First, we have a lovely little soup book that we’ve been pestering the author about for some time. Fraser’s Fruit & Veg is a little greengrocer in Dundee – nothing special in that, you might think. However, when it opened its doors 4 years ago there wasn’t one greengrocer left in the city centre, not one. And as Dundee has something like the highest supermarket:citizen ratio in Scotland (*invented statistic alert*), the general view was that a dedicated greengrocer’s was no longer a viable business. Fraser didn’t buy it, and very soon he had turned his corner shop into a thriving community hub, selling a huge range of fruit & veg including produce grown specially for him by local farmers and gardeners. He began to sell weekly soup bags containing a recipe and all the ingredients for a batch of soup for 4 and, in his very charming, insouciant, just-knocked-this-together kind of a way, helped everyone from harried mums, OAPs and starving students to get a healthy, cheap home-cooked meal on the table. By definition, the soups are always seasonal (he bases each week’s recipe on whatever is best (and best value) in the shop that week) and always simple to make and easy to embellish – as Fraser says with a shrug, ‘it’s just soup’. Fraser’s Seasonal Soups is a collection of his favourite, best-selling recipes and a celebration of something we all feel in danger of losing, the thriving community shop. The book is beautifully illustrated by Jen Collins and is going to look a treat. Watch this space – Fraser’s Seasonal Soups will be hitting the shelves in November, and we’ll post some advance recipes up here over the next few weeks to whet your appetite.
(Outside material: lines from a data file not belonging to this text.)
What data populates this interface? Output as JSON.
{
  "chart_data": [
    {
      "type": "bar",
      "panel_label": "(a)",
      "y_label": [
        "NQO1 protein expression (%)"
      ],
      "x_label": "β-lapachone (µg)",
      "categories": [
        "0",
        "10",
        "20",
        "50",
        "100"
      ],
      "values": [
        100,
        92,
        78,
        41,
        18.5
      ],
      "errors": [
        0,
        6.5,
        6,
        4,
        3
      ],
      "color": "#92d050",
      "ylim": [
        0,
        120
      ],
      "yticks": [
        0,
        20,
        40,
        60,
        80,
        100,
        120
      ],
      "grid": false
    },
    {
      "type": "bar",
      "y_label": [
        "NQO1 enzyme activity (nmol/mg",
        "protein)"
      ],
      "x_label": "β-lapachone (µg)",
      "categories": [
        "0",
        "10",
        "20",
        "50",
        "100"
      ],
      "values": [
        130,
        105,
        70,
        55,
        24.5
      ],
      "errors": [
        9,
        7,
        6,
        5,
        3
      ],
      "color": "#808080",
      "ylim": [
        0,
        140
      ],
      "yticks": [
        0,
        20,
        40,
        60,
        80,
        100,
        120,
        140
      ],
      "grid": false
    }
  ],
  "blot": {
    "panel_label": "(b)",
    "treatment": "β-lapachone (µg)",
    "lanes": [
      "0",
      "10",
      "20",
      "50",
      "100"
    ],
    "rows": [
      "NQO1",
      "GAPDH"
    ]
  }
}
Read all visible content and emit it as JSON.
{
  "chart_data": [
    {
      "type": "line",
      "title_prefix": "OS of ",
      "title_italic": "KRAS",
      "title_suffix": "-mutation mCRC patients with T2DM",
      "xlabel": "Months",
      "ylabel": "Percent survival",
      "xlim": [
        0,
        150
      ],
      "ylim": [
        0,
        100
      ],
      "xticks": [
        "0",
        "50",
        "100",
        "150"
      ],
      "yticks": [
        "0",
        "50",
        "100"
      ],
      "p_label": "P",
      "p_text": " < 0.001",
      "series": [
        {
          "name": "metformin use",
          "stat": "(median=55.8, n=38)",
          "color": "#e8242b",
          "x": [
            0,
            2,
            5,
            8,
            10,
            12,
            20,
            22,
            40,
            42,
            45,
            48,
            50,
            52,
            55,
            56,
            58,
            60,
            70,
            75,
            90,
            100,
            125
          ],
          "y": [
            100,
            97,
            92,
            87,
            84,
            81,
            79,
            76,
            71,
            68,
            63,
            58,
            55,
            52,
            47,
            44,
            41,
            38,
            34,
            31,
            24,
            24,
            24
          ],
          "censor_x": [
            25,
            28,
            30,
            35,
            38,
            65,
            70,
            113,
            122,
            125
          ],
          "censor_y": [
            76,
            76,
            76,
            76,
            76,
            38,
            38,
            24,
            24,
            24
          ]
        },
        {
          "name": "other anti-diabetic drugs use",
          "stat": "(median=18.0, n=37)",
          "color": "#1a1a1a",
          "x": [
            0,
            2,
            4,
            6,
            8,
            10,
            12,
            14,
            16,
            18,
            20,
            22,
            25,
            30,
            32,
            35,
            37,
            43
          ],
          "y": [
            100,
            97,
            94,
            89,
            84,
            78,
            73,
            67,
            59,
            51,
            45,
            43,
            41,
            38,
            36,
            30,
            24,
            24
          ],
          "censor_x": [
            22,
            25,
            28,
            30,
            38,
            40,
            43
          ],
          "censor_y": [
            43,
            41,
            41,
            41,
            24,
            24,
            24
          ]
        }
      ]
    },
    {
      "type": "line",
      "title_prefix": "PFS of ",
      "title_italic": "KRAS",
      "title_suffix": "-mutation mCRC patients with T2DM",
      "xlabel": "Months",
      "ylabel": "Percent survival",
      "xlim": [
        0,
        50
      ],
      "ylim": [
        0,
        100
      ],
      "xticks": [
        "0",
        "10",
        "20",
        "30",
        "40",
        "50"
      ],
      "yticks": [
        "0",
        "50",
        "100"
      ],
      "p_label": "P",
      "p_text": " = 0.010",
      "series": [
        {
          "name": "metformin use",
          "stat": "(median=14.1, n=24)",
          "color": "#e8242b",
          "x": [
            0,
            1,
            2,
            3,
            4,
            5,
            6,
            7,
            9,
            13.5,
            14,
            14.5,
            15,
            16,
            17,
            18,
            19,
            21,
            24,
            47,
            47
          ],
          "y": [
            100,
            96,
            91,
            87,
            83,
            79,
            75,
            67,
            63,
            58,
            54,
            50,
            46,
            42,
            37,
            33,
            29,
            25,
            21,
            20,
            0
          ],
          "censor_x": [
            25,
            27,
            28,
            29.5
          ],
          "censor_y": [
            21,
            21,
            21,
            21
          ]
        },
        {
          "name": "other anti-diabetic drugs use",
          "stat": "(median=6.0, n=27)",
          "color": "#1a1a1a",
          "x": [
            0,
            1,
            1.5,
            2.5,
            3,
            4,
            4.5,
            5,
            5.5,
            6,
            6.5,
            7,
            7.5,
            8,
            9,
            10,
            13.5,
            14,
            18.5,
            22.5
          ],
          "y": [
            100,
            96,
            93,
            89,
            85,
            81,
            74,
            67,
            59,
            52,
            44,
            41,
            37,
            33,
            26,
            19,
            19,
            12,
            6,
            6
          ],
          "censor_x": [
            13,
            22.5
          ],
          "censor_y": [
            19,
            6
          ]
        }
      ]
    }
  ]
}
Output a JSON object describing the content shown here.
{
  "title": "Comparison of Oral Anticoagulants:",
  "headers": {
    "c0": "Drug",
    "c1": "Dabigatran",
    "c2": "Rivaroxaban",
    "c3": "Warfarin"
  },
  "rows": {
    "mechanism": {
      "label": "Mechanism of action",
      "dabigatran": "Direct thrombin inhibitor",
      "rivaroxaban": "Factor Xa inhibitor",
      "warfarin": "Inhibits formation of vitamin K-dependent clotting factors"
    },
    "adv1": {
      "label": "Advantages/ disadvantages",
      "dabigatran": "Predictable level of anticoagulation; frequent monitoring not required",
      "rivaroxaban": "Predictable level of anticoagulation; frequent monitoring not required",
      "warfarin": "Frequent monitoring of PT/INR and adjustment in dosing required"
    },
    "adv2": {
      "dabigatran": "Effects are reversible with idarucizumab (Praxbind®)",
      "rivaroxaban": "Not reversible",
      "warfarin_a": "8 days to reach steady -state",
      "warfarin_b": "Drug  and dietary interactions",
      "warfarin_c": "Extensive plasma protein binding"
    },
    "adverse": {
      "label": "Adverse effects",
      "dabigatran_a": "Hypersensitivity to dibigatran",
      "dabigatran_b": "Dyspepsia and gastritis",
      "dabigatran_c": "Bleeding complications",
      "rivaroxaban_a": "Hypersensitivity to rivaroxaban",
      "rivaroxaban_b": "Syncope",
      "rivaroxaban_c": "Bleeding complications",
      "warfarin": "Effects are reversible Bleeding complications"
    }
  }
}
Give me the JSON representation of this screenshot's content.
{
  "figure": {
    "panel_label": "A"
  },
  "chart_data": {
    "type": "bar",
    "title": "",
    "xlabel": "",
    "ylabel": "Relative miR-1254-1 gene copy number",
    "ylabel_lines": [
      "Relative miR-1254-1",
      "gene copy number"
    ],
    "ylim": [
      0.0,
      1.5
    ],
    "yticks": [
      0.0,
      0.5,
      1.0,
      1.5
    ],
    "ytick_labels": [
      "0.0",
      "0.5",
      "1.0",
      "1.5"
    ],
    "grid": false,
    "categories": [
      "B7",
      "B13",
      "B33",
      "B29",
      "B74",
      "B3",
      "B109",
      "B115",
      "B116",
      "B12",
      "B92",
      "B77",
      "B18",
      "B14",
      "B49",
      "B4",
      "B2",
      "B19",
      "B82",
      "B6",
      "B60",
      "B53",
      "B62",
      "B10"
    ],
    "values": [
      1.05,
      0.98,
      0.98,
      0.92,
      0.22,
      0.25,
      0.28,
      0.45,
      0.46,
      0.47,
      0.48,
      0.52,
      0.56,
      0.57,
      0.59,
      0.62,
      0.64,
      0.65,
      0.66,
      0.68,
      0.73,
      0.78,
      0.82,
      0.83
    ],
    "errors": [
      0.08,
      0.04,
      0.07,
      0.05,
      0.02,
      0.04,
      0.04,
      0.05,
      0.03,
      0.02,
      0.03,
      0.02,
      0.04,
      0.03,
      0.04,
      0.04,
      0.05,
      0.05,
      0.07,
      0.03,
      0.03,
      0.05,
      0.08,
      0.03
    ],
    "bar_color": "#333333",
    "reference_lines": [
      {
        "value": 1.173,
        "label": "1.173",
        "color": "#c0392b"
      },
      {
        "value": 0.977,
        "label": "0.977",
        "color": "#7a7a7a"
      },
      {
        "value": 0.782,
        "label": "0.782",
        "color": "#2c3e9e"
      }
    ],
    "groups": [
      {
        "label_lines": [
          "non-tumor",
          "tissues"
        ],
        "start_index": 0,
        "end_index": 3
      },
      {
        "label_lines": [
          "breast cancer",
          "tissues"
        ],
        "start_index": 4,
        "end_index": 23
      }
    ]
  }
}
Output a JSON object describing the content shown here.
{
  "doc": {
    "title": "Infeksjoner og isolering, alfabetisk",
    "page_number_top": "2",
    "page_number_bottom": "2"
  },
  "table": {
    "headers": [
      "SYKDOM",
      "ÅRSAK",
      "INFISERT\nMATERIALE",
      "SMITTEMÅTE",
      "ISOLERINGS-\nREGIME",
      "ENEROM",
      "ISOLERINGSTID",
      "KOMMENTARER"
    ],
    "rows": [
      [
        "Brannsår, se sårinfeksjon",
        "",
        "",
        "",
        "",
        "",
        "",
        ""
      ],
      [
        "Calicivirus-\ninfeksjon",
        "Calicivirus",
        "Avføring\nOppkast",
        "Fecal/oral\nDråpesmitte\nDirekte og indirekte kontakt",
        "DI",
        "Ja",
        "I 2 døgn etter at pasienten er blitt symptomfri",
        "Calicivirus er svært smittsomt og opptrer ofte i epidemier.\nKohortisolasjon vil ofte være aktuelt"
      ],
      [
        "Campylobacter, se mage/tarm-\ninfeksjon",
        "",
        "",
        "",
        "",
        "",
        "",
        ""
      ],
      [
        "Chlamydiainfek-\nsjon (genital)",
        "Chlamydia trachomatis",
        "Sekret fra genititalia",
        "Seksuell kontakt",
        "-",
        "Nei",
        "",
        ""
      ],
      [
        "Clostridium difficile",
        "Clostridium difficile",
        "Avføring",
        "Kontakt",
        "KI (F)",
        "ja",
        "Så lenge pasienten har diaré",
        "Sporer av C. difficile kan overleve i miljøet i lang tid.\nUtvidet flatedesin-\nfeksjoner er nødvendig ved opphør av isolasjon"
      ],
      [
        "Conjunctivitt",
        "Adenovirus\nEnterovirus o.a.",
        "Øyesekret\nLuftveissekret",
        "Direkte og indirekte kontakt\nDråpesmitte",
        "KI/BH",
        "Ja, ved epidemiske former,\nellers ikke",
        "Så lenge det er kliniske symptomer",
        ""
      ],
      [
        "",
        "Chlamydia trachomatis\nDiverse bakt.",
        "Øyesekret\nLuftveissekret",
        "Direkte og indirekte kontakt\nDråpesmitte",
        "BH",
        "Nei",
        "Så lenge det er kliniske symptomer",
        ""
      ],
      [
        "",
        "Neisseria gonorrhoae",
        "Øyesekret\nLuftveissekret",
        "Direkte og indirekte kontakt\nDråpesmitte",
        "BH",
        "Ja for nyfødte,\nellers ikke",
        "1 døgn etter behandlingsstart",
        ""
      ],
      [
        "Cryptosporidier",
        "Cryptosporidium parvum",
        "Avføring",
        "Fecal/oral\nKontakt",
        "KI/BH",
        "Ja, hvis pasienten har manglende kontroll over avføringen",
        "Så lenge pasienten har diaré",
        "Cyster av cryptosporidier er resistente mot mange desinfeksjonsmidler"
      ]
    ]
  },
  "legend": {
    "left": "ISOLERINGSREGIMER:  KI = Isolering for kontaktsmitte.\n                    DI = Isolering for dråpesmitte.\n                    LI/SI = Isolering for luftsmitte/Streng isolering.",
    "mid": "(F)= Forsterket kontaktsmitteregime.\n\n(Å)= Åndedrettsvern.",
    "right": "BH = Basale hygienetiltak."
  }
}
We have also been spending time at Greenwich Market, which was established in 1737 making it the oldest market in the UK. It’s a wonderful place: get the river taxi from central London, then wander up past the Cutty Sark and the maritime museums and parks and into Greenwich itself. Between two pillars, hidden within a square of shops and restaurants, lies an old cobbled market filled with different traders every day. From motorbikes to antiques to kaleidoscopes to military memorabilia, the variety on sale is enormous. And that’s more than matched by the market’s food offer too. Again, the traders change every day but so far I’ve seen everything from Chinese hand-pulled noodles and Hungarian langos to Ethiopian samosas and an Iranian grill. The smells are incredible as you walk about. We’re researching a book that will pull together recipes from all those traders, pretty much an A-Z of the finest street food in London.
Oh, and one last thing: on Sunday 26 October you might want to check out Brixton Flavours. It’s a new one day food festival in Brixton featuring many of our very favourite restaurants – and Brixton-dweller & KP author Miss South is going to be in evidence also. Follow ’em on Twitter (@BrixtonFlavours) for updates and news.
We’ve some other pots on the hob as well, so as soon as they come to the boil we’ll let you know. In the meantime, happy cooking.